Back to the Netflix series, King of Stonks tells the story of Felix Armand, an overly-ambitious and greedy computer programmer of a start-up CableCash.
This Thomas Schubert-starrer series is also referred to as the German version of The Wolf of Wall Street.
While his boss Magnus hogs the limelight, Felix lurks in the shadows battling the mafia, investors, regulators and short sellers.
The series underscores how integrity can be compromised when big money is involved.
While Felix is plotting to keep the company afloat, it becomes even tougher for the over-hyped stocks of Cable Cash to maintain their levels. And before anyone knows it, the most successful fintech company's stocks turn into over inflated stonks.
Key money lessons to draw from the Wirecard incident and the Netflix series it inspired:
Shortcut to success: Term greed and manipulation can be a short term route to financial success but the success is not long-lasting. Sooner or later, deceit and fraud would catch up on you. So, while earning money is important, there is no shortcut to it.

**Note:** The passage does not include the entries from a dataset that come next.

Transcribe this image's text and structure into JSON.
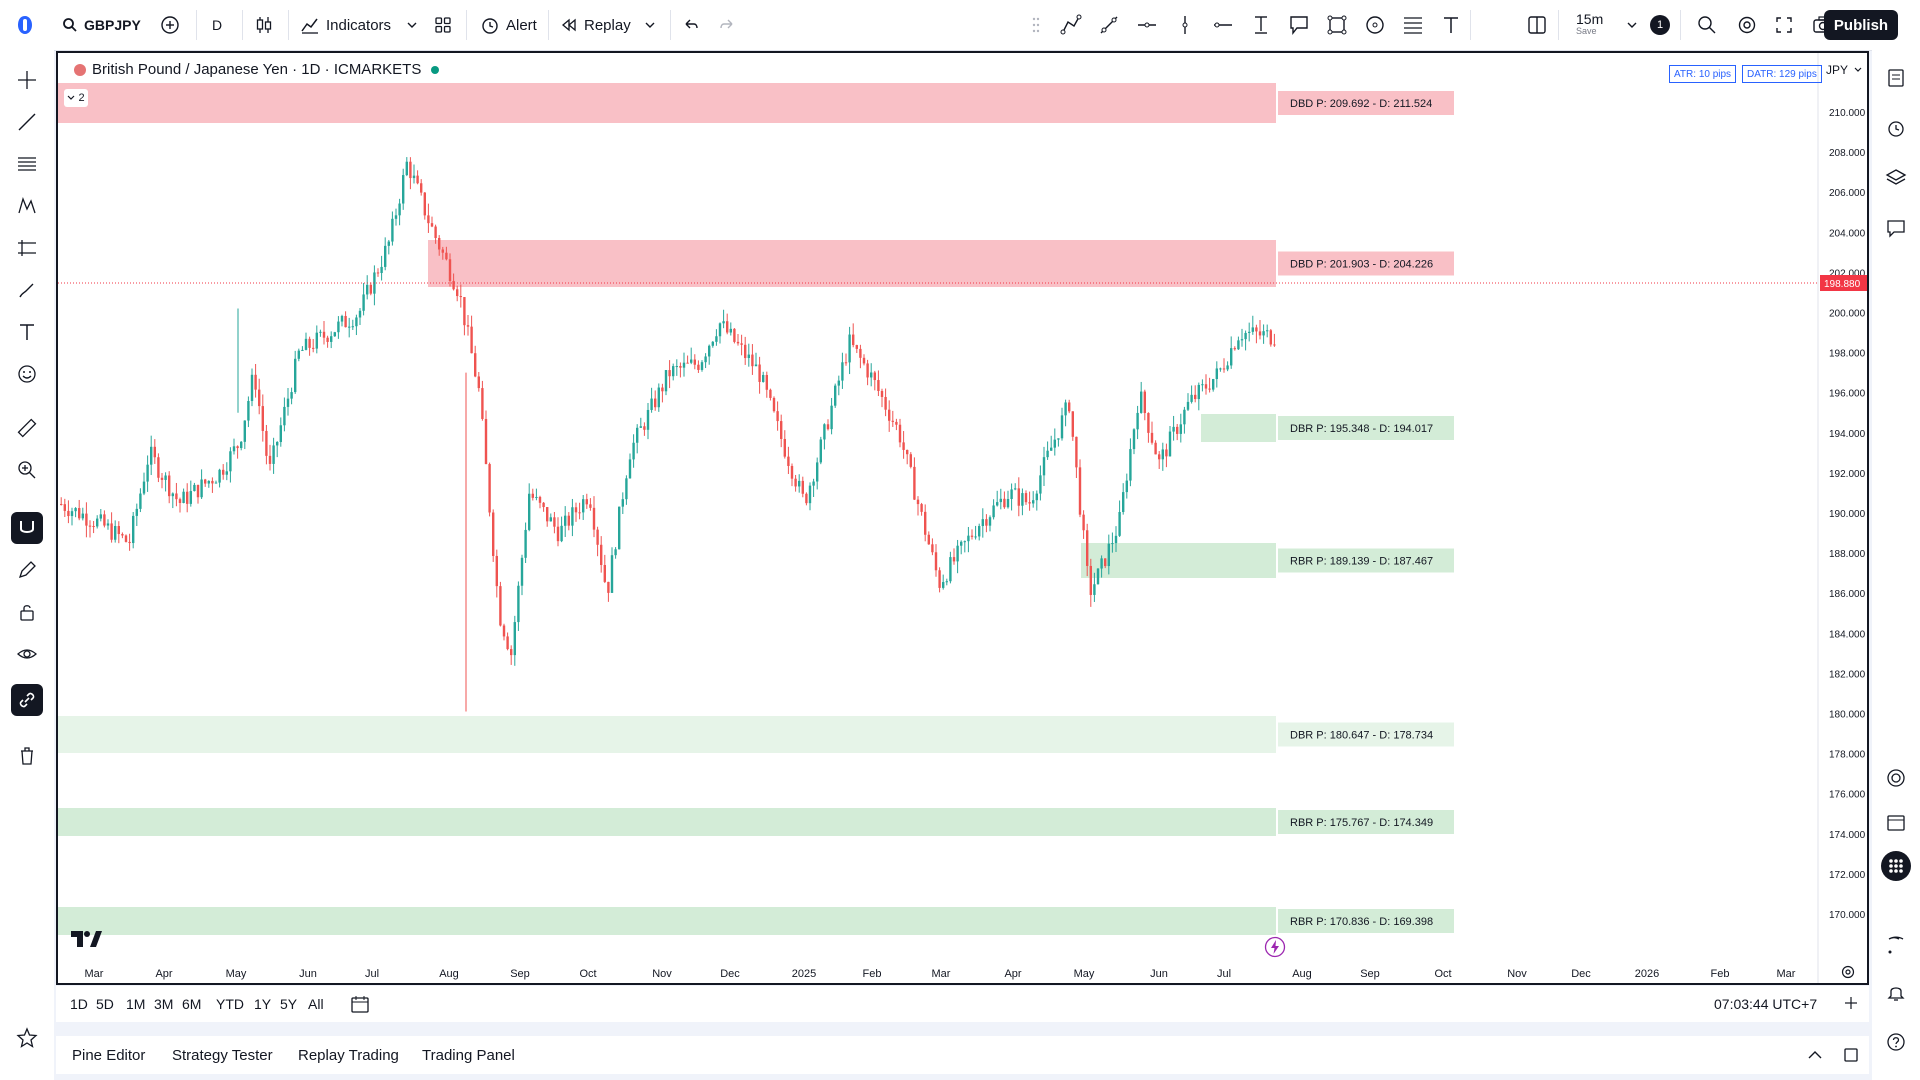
{
  "topbar": {
    "symbol": "GBPJPY",
    "interval": "D",
    "indicators_label": "Indicators",
    "alert_label": "Alert",
    "replay_label": "Replay",
    "timeframe": "15m",
    "timeframe_sub": "Save",
    "notification_count": "1",
    "publish_label": "Publish"
  },
  "chart": {
    "title": "British Pound / Japanese Yen · 1D · ICMARKETS",
    "collapse_count": "2",
    "atr_badge": "ATR: 10 pips",
    "datr_badge": "DATR: 129 pips",
    "currency": "JPY",
    "current_price": "198.880",
    "time_labels": [
      "Mar",
      "Apr",
      "May",
      "Jun",
      "Jul",
      "Aug",
      "Sep",
      "Oct",
      "Nov",
      "Dec",
      "2025",
      "Feb",
      "Mar",
      "Apr",
      "May",
      "Jun",
      "Jul",
      "Aug",
      "Sep",
      "Oct",
      "Nov",
      "Dec",
      "2026",
      "Feb",
      "Mar"
    ],
    "price_labels": [
      "210.000",
      "208.000",
      "206.000",
      "204.000",
      "202.000",
      "200.000",
      "198.000",
      "196.000",
      "194.000",
      "192.000",
      "190.000",
      "188.000",
      "186.000",
      "184.000",
      "182.000",
      "180.000",
      "178.000",
      "176.000",
      "174.000",
      "172.000",
      "170.000"
    ],
    "zones": [
      {
        "label": "DBD P: 209.692 - D: 211.524",
        "type": "supply"
      },
      {
        "label": "DBD P: 201.903 - D: 204.226",
        "type": "supply"
      },
      {
        "label": "DBR P: 195.348 - D: 194.017",
        "type": "demand"
      },
      {
        "label": "RBR P: 189.139 - D: 187.467",
        "type": "demand"
      },
      {
        "label": "DBR P: 180.647 - D: 178.734",
        "type": "demand-light"
      },
      {
        "label": "RBR P: 175.767 - D: 174.349",
        "type": "demand"
      },
      {
        "label": "RBR P: 170.836 - D: 169.398",
        "type": "demand"
      }
    ],
    "colors": {
      "up": "#26a69a",
      "down": "#ef5350",
      "supply": "#f9c0c6",
      "demand": "#d3ecd7",
      "demand_light": "#e6f4e8",
      "price_tag": "#f23645"
    }
  },
  "bottombar": {
    "ranges": [
      "1D",
      "5D",
      "1M",
      "3M",
      "6M",
      "YTD",
      "1Y",
      "5Y",
      "All"
    ],
    "clock": "07:03:44 UTC+7"
  },
  "panels": {
    "tabs": [
      "Pine Editor",
      "Strategy Tester",
      "Replay Trading",
      "Trading Panel"
    ]
  }
}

Spot the red flags: When a financial technology firm is focussing too much on gambling and pornography websites and payments made on these platforms, it should not be seen as a healthy sign of company’s growth.
In the series, the company’s CEO Magnus A. Cramer (Matthias Brandt) is made to deal with the porn producers and the mafia and make some bizarre deals that were harmful to the company.
Short sellers: Fraud can be suspected by short sellers. and when major investors start short selling a company’s stock in a big way, it could mark the beginning of an end.
Accounting frauds: Irregularities in books can be a short-term ploy to gain investors' attention but it does not lead to real gains by any stretch of imagination.
Big investors: Just because a start-up has famous investors and a reputable auditing firm auditing its accounts – it should not be seen as a guarantee of its credibility. Wirecard, for instance, had €900 million investment from Softbank and its accounts were audited by EY.